Fecha: 25 de Abril de 2019

Tribunal: TSJ Andalucia

Ponente: GARCIA ALVAREZ, MARIA BEGOÑA

Nº de sentencia: 1155/2019

Núm. Cendoj: 41091340012019101041

Núm. Ecli: ES:TSJAND:2019:3481

Núm. Roj: STSJ AND 3481/2019


Encabezamiento


RECURSO: 296/19- H SENTENCIA Nº 1155/19
TRIBUNAL SUPERIOR DE JUSTICIA DE ANDALUCIA
SALA DE LO SOCIAL
SEVILLA
ILTMA. SRA. DÑA. MARIA ELENA DIAZ ALONSO
ILTMA. SRA. DÑA. MARIA BEGOÑA GARCIA ALVAREZ
ILTMO. SR. D. JOSE JOAQUIN PEREZ BENEYTO ABAD
En Sevilla, a veinticinco de abril de 2019.
La Sala de lo Social de Sevilla del Tribunal Superior de Justicia de Andalucía, compuesta por los Iltmos.
Sres. citados al margen,
EN NOMBRE DEL REY
ha dictado la siguiente
SENTENCIA NÚM. 1155/19
En el recurso de suplicación interpuesto por David contra la sentencia del Juzgado de lo Social número
UNO de los de ALGECIRAS en sus autos Nº 1533/16; ha sido Ponente la Iltma. Sra. Dña. MARIA BEGOÑA
GARCIA ALVAREZ, Magistrada.

Antecedentes


PRIMERO.- Según consta en autos, se presentó demanda por David contra INSS Y TGSS sobre INCAPACIDAD- GRADO se celebró el juicio y se dictó sentencia el día 4/10/18 por el Juzgado de referencia, desestimatoria de la demanda.



SEGUNDO.- En la citada sentencia y como hechos probados se declararon los siguientes: '
PRIMERO.- D. David nacido el día NUM000 de 1966, con DNI NUM001 , afiliado a la Seguridad Social con el nº NUM002 en el Régimen General, con una base reguladora de 840'77 euros, fue declarado afecto a una incapacidad permanente total para desarrollar su profesión habitual de Camarero por resolución del INSS de fecha 11 de agosto de 2006.

Interesada por el trabajador la revisión del grado de incapacidad permanente en el año 2016, la misma fue desestimada por Resolución del INSS de fecha 17 de marzo de 2016, tras el correspondiente expediente administrativo y Dictamen Propuesta del EVI de fecha 22 de febrero de 2016.



SEGUNDO.- Presentada reclamación previa por el demandante, la misma fue desestimada por Resolución de fecha 13 de junio de 2016; interponiendo a continuación demanda que fue turnada a este Juzgado.

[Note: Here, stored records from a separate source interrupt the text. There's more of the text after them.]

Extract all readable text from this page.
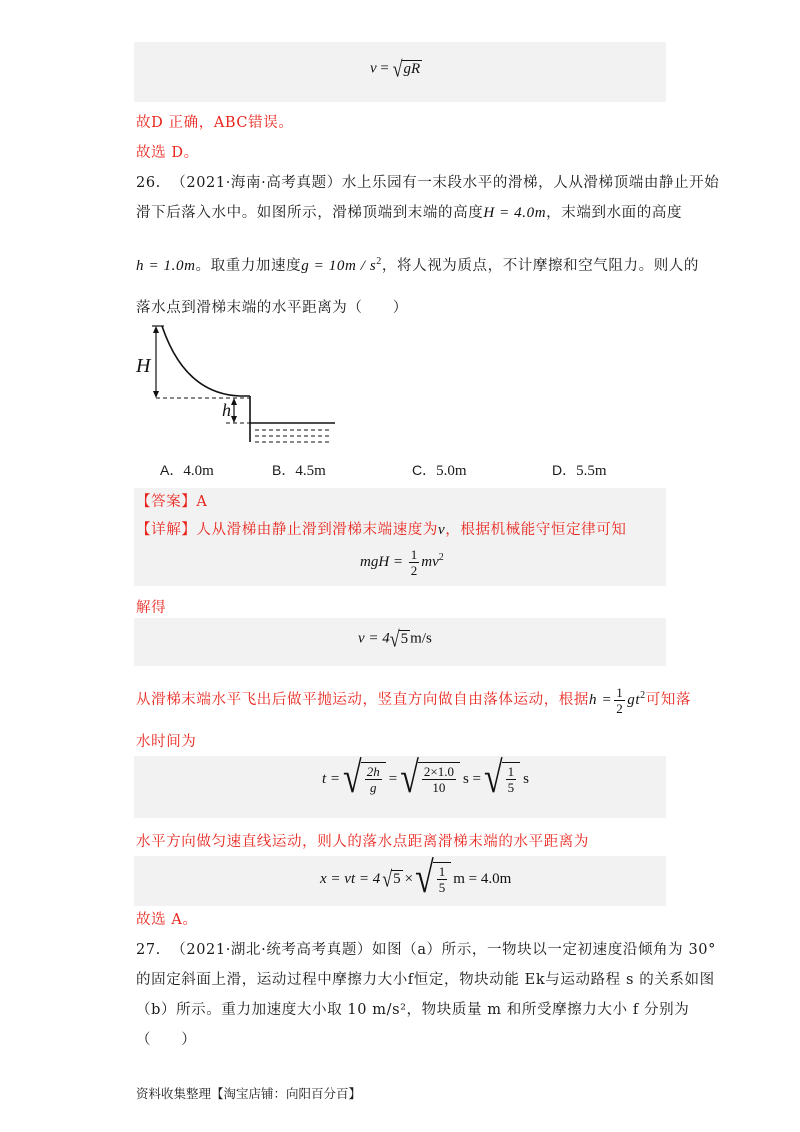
v = √ gR
故D 正确，ABC错误。
故选 D。
26. （2021·海南·高考真题）水上乐园有一末段水平的滑梯，人从滑梯顶端由静止开始
滑下后落入水中。如图所示，滑梯顶端到末端的高度H = 4.0m，末端到水面的高度
h = 1.0m。取重力加速度$g = 10m / s^2$，将人视为质点，不计摩擦和空气阻力。则人的
落水点到滑梯末端的水平距离为（　　）
H
h
A．4.0m	B．4.5m	C．5.0m	D．5.5m
【答案】A
【详解】人从滑梯由静止滑到滑梯末端速度为v，根据机械能守恒定律可知
mgH = $\frac{1}{2} mv^2$
解得
v = 4 √ 5 m/s
从滑梯末端水平飞出后做平抛运动，竖直方向做自由落体运动，根据$h = \frac{1}{2} gt^2$可知落
水时间为
t = √ $\frac{2h}{g}$ = √ $\frac{2\times 1.0}{10}$ s = √ $\frac{1}{5}$ s
水平方向做匀速直线运动，则人的落水点距离滑梯末端的水平距离为
x = vt = 4 √ 5 × √ $\frac{1}{5}$ m = 4.0m
故选 A。
27. （2021·湖北·统考高考真题）如图（a）所示，一物块以一定初速度沿倾角为 30°
的固定斜面上滑，运动过程中摩擦力大小f恒定，物块动能 Ek与运动路程 s 的关系如图
（b）所示。重力加速度大小取 10 m/s²，物块质量 m 和所受摩擦力大小 f 分别为
（　　）
资料收集整理【淘宝店铺：向阳百分百】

TERCERO.- D. David padecía en el año 2009 momento de ser declarado afecto a incapacidad permanente total: artrosis acromioclavicular que condiciona pinzamiento subacromial y tendinitis degenerativa de supraespinoso, ligera escoliosis y artosis dorso-lumbar, amputación traumática del msi a nivel de 1/3 proximal de húmero en 1989, y trastorno adaptativo ansioso-depresivo; objetivándose en dicho momento unas limitaciones orgánicas y funcionales de 'falta de msi (lesión anterior), proceso osteoarticular de hombro dcho grado 2-3 (dolor moderado, déficit de movilidad > 50%, cambios degenerativos moderados), proceso osteoarticular de columna lumbar grado 1, y déficit funcional psíquico leve'.

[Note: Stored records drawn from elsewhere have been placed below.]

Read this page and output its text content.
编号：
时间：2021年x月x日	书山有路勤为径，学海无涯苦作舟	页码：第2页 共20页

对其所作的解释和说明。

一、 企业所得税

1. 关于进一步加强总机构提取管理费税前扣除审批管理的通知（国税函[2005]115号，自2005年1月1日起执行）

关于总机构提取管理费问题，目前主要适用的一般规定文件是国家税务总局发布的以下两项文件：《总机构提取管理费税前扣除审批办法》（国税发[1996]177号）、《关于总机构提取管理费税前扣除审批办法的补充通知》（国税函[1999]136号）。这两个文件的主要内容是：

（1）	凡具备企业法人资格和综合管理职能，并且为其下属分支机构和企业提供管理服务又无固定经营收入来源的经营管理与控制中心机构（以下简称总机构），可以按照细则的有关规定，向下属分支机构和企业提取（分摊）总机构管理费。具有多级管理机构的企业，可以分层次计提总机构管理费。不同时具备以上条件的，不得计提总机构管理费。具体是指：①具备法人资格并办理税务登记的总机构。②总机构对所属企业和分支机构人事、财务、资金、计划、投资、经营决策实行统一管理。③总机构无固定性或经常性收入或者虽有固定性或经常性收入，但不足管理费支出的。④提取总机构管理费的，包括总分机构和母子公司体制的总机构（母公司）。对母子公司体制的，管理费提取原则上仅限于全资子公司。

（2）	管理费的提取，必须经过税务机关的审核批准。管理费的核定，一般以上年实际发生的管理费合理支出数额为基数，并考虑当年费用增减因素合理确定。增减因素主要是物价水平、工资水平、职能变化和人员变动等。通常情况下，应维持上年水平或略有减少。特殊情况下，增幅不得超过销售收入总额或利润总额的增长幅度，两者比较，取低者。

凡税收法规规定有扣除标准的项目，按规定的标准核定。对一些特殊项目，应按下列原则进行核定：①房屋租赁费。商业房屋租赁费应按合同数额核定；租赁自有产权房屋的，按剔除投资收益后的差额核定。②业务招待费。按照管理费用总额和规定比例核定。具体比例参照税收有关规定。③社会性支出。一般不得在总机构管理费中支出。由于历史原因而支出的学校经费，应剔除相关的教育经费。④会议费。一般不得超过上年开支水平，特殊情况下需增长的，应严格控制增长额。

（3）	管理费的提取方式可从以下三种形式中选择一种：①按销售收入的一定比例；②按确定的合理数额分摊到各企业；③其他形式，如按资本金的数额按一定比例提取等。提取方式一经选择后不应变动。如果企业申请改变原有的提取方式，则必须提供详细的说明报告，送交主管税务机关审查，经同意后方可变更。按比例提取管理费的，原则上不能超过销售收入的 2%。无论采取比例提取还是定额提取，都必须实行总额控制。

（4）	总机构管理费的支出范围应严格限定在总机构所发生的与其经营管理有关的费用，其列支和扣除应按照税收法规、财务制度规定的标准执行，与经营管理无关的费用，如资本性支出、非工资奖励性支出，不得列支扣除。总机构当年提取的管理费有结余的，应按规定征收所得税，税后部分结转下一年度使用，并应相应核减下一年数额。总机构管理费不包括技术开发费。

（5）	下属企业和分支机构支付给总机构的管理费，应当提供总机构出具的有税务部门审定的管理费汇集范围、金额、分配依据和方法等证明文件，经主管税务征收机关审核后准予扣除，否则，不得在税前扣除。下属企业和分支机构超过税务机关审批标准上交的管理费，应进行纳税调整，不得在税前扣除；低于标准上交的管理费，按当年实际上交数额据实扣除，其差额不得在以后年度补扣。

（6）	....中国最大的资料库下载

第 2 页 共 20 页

CUARTO.- D. David presentaba según informe médico del EVI de fecha 18 de febrero de 2016 unas limitaciones orgánicas y/o funcionales de 'Def. Funcional por pat. Osteoarticular grado 2-3/4: pérdida de miembro sup. Izqdo, molestias dolorosas en miembro sup. Dcho con pérdida de mocilidad en dicho miembro > 50% con balance muscular aceptable 4/5, molestias dolorosas en cuello, c. lumbar y rodill izda con movilidad y fuerza conservada y déficit neurológico. De. Psicopatológica grado 1/4: psicosintomatología en seguimiento especializado no incapacitante'.

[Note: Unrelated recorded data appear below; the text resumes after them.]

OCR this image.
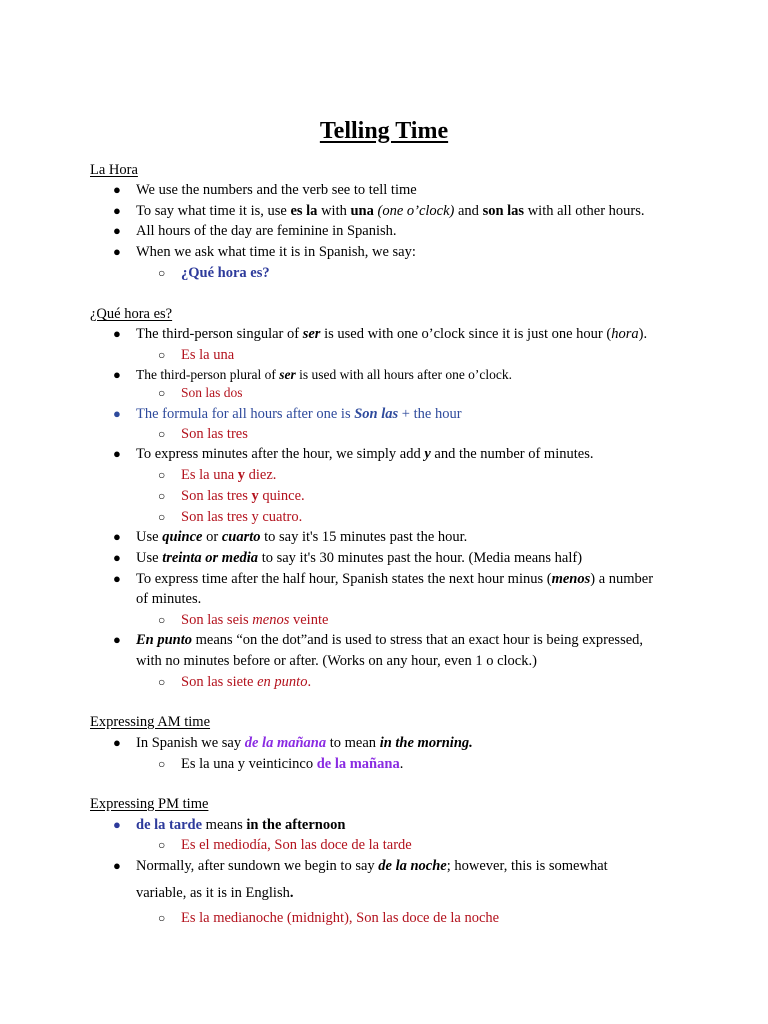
Telling Time
La Hora
● We use the numbers and the verb see to tell time
● To say what time it is, use es la with una (one o’clock) and son las with all other hours.
● All hours of the day are feminine in Spanish.
● When we ask what time it is in Spanish, we say:
○ ¿Qué hora es?
¿Qué hora es?
● The third-person singular of ser is used with one o’clock since it is just one hour (hora).
○ Es la una
● The third-person plural of ser is used with all hours after one o’clock.
○ Son las dos
● The formula for all hours after one is Son las + the hour
○ Son las tres
● To express minutes after the hour, we simply add y and the number of minutes.
○ Es la una y diez.
○ Son las tres y quince.
○ Son las tres y cuatro.
● Use quince or cuarto to say it's 15 minutes past the hour.
● Use treinta or media to say it's 30 minutes past the hour. (Media means half)
● To express time after the half hour, Spanish states the next hour minus (menos) a number
of minutes.
○ Son las seis menos veinte
● En punto means “on the dot”and is used to stress that an exact hour is being expressed,
with no minutes before or after. (Works on any hour, even 1 o clock.)
○ Son las siete en punto.
Expressing AM time
● In Spanish we say de la mañana to mean in the morning.
○ Es la una y veinticinco de la mañana.
Expressing PM time
● de la tarde means in the afternoon
○ Es el mediodía, Son las doce de la tarde
● Normally, after sundown we begin to say de la noche; however, this is somewhat
variable, as it is in English.
○ Es la medianoche (midnight), Son las doce de la noche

TERCERO. - Contra dicha sentencia se interpuso recurso de suplicación por David que fue impugnado de contrario.

Fundamentos


PRIMERO.- Frente a la sentencia de instancia, que desestimó la demanda del actor, en revisión de grado de la incapacidad permanente total ya reconocida, se alza aquel en suplicación, articulando su recurso a través de diversos motivos, con amparo procesal en los apartados b ) y c) del art. 193 de la Ley Reguladora de la Jurisdicción social .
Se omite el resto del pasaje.